Science tells us that life elsewhere in the Universe is increasingly likely to be discovered. But in fact the Earth may be a very unusual planet - perhaps the only one like it in the entire visible Universe. In Lucky Planet David Waltham asks why, and comes up with some surprising and unconventional answers.
Recent geological, biological, and astronomical discoveries are bringing us closer to understanding whether we might be alone in the Universe. The current consensus is that Earth- like planets have reasonably stable climates and that the forces of natural selection are sufficiently powerful to allow life to adapt to any fluctuations. This book questions that conventional wisdom and suggests, instead, that the Earth may have had 'four billion years of good weather' purely by chance.

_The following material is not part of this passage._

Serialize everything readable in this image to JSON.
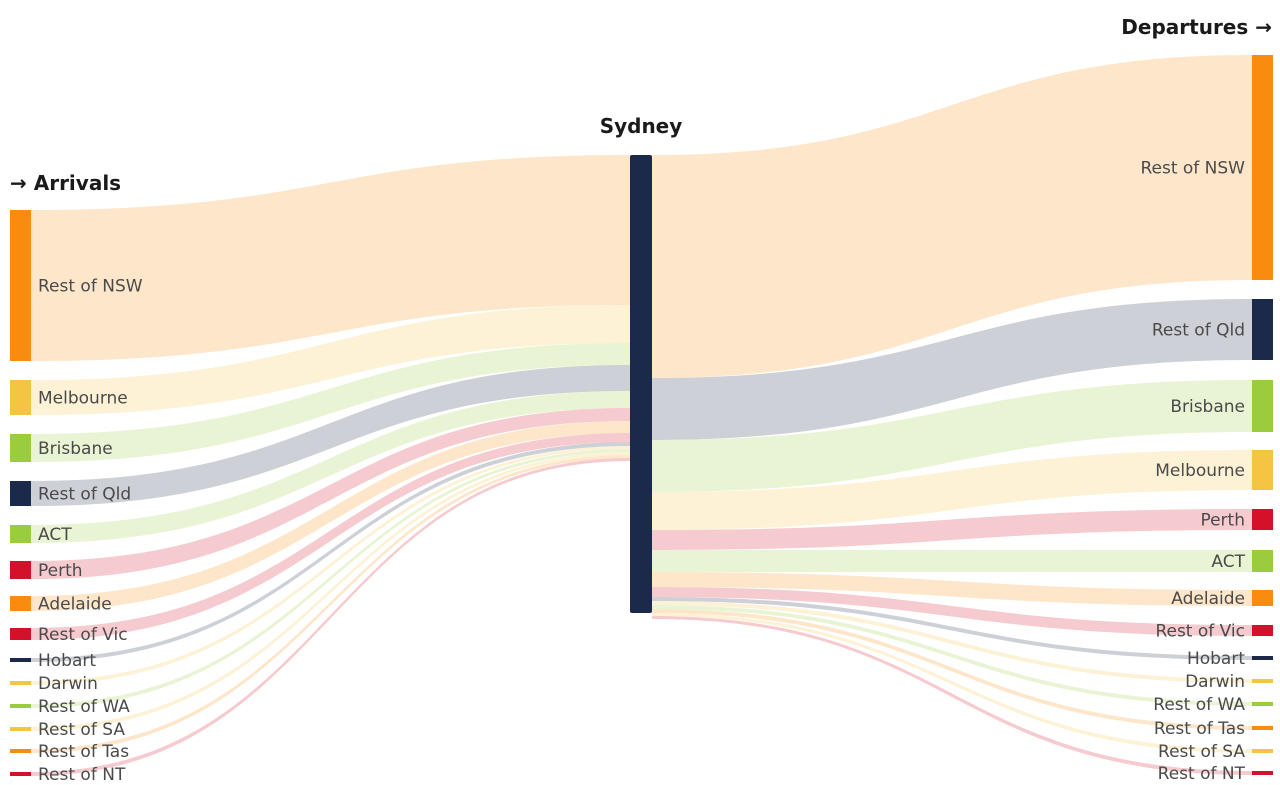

If Earth-like worlds don't have natural stabilising mechanisms, then intelligent observers such as ourselves will only ever look out onto those rare planets where, like the Earth, all the bad things that could have happened to the climate have fortunately cancelled each other out.
So before you prepare to meet the aliens, consider that we are probably alone .
David Waltham obtained a first-class degree and a PhD in Physics before moving into the oil industry in the early 1980s. This industrial experience led to his appointment, in 1986, as a lecturer at Royal Holloway, University of London, where he became Head of Earth Sciences from 2008-2012.